Sum of the inverse of a geometric series?

Question

I'm trying to solve for this summation:

$$\sum_{j=0}^{i} {\left(\frac 1 2\right)^j}$$

This looks a lot like a geometric series, but it appears to be inverted. Upon plugging the sum into Wolfram Alpha, I find the answer to be

$2-2^{-i}$

but I don't understand how it gets there. Am I able to consider this a geometric series at all?

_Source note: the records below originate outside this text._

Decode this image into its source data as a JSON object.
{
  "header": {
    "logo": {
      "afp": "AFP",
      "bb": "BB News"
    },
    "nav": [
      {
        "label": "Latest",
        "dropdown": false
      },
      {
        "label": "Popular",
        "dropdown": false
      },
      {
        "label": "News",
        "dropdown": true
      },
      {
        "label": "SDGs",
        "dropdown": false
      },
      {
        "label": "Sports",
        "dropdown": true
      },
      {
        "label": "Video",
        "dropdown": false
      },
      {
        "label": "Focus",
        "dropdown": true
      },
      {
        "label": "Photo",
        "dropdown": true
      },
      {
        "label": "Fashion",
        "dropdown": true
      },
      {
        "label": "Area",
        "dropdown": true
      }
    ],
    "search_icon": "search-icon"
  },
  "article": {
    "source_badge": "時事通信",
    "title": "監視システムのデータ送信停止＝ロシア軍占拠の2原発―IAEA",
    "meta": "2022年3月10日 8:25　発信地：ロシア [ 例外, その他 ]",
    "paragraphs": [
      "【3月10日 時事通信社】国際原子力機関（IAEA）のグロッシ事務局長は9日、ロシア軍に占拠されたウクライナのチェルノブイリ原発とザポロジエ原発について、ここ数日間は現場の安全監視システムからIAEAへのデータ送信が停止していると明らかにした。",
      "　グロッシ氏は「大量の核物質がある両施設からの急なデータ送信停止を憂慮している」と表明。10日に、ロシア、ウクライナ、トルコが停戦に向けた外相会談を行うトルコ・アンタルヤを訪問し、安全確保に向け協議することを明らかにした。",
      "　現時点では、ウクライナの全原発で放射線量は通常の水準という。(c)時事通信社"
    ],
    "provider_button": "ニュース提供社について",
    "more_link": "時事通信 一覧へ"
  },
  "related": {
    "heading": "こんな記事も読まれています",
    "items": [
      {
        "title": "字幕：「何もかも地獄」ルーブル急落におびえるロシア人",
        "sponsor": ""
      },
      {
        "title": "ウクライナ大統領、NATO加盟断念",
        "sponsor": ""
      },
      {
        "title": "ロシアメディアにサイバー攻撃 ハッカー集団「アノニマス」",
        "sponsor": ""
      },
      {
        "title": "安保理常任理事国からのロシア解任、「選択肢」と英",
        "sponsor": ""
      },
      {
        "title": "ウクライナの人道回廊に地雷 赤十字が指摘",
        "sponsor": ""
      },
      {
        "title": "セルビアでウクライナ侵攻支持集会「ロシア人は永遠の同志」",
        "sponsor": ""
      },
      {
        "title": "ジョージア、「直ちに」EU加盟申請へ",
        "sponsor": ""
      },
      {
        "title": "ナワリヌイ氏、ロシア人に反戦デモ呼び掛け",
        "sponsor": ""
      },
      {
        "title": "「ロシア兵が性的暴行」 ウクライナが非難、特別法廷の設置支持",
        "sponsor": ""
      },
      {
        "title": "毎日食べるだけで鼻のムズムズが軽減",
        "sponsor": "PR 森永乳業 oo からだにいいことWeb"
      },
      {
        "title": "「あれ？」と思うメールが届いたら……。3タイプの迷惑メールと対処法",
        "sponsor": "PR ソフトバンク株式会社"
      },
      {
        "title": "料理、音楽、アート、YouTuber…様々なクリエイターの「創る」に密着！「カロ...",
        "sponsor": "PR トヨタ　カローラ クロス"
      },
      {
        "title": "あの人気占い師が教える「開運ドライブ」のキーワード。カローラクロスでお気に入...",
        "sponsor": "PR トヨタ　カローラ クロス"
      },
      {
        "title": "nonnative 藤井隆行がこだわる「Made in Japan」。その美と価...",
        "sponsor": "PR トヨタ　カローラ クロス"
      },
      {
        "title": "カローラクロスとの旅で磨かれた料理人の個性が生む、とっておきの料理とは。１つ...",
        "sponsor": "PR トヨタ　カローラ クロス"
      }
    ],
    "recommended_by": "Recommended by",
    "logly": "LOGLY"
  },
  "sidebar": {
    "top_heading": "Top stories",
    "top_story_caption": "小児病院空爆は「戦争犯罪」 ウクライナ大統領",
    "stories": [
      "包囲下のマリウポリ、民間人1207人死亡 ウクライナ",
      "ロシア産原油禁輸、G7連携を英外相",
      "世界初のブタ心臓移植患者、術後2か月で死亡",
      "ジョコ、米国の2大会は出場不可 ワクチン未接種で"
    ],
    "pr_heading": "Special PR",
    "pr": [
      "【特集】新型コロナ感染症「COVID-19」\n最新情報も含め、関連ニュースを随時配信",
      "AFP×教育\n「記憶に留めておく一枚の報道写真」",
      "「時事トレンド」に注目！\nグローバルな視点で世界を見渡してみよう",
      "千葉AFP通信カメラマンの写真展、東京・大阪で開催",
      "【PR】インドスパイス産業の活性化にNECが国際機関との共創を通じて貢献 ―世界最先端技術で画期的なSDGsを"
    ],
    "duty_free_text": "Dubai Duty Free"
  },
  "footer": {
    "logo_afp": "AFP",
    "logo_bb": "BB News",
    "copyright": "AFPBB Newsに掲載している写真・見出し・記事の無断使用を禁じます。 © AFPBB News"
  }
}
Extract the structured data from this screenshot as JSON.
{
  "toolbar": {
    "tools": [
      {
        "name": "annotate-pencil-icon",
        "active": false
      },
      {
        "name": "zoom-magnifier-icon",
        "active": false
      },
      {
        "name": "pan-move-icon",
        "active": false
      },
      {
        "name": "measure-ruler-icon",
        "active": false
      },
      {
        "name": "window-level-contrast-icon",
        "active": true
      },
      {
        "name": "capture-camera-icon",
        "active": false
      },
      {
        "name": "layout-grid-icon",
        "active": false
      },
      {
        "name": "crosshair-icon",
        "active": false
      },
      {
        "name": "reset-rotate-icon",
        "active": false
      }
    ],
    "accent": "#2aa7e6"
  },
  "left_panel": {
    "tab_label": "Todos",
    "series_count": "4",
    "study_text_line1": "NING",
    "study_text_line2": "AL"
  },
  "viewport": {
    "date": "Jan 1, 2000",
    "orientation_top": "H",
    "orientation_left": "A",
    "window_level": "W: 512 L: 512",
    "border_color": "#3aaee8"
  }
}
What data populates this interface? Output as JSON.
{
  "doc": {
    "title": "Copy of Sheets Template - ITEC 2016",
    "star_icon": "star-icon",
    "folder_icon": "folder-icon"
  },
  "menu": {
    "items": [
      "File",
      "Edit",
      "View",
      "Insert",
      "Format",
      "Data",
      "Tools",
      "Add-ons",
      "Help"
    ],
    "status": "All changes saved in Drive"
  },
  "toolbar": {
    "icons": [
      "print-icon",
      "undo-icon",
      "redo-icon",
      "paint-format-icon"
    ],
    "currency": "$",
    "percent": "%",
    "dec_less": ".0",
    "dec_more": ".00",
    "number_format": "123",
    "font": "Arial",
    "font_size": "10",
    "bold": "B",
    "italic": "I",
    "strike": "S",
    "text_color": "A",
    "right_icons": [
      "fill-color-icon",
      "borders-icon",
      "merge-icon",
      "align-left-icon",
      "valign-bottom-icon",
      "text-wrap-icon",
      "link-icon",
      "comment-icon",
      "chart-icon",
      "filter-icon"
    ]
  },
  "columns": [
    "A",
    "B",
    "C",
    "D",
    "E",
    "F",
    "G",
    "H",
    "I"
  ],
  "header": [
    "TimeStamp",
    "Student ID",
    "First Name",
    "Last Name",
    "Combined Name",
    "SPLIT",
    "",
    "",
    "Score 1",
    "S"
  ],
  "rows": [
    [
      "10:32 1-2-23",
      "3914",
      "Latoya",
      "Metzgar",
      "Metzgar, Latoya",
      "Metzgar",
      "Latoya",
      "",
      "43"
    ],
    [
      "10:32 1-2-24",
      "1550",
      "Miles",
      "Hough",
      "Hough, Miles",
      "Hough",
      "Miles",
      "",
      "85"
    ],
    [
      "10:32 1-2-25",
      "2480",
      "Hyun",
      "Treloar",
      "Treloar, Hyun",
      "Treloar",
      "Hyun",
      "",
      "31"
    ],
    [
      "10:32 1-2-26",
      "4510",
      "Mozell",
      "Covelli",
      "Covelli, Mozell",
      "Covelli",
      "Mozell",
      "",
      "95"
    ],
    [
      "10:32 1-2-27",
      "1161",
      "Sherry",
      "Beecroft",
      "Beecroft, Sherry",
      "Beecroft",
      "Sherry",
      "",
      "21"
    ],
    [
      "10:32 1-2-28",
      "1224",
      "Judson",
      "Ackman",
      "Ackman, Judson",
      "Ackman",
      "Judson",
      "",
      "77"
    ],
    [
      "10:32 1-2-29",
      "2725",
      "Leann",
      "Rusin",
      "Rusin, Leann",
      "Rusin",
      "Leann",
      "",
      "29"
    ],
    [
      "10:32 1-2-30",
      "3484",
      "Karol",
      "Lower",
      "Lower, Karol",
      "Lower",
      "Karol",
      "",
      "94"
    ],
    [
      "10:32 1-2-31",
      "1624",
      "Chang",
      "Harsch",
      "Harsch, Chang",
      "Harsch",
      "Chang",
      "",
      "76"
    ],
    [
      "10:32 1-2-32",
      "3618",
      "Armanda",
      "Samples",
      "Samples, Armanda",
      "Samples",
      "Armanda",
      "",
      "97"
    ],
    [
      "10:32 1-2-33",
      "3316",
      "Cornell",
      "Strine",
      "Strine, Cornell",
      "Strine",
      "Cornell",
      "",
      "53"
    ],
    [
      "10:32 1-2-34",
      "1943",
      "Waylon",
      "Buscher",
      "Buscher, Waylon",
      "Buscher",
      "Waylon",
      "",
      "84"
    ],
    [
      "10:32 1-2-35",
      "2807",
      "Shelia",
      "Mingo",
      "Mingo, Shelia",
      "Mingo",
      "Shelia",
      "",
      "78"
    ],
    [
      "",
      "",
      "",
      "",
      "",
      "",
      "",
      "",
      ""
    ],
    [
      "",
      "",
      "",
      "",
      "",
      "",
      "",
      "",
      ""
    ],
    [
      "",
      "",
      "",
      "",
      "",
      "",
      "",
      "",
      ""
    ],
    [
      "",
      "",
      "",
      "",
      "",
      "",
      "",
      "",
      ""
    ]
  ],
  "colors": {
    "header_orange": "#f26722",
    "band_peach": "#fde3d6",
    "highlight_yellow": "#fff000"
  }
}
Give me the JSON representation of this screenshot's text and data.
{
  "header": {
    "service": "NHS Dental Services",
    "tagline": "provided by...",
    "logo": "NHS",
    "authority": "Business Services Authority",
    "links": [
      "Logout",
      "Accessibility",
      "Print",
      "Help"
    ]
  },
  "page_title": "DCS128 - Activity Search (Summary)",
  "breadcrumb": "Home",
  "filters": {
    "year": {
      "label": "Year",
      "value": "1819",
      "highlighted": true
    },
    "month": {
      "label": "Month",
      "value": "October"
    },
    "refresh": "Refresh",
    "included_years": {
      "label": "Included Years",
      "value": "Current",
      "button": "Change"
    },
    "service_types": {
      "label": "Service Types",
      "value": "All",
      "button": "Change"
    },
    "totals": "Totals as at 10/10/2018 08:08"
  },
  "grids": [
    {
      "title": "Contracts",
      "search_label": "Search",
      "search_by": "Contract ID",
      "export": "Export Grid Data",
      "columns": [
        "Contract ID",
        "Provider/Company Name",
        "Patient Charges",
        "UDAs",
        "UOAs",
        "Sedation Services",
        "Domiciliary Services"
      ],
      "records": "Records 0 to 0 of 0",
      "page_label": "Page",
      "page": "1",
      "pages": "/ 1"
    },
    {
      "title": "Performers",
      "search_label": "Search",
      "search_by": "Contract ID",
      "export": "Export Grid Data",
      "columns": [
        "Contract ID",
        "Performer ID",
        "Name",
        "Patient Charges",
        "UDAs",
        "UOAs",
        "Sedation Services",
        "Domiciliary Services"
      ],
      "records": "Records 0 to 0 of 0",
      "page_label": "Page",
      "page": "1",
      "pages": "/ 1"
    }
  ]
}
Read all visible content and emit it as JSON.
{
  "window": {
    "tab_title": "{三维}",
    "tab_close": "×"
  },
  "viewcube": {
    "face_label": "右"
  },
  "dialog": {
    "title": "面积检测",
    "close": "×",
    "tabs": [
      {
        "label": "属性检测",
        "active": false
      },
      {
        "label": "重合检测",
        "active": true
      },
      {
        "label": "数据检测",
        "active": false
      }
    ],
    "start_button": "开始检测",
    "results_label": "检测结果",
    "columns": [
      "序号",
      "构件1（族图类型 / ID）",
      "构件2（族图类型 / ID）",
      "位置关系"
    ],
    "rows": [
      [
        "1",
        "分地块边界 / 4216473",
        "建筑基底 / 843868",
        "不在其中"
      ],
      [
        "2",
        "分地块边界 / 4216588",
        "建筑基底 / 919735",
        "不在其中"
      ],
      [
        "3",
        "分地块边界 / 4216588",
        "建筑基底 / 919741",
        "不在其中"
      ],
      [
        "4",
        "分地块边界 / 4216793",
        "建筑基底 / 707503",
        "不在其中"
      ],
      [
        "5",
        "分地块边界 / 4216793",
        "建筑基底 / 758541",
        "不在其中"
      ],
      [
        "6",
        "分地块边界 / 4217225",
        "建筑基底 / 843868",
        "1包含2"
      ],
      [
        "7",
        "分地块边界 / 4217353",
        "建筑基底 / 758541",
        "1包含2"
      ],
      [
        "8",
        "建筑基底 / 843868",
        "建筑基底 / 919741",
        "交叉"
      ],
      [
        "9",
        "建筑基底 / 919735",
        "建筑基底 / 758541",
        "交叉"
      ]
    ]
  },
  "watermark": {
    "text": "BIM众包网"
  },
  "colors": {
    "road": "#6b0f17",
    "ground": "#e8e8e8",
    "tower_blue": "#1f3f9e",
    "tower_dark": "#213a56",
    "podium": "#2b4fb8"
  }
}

It almost seems closer to the harmonic series.

Answer 1

It is a geometric series:

$$\sum_{j=0}^{i} \frac{1}{2^j}=\sum_{j=0}^{i}\left( \frac{1}{2}\right)^j=\frac{1-\left(\frac12\right)^{i+1}}{1-\frac12}=2\left(1-\left(\frac12\right)^{i+1}\right)=2-\left(\frac12\right)^{i}=2-2^{-i}$$

Answer 2

As $\frac1{2^j}=\left(\frac12\right)^j$, this is also a geometric sum with the common ratio of $r=\frac12$. So you apply the formula for geometric sums $$\sum_{j=0}^nr^j=\frac{1-r^{n+1}}{1-r}$$to obtain the answer you have written.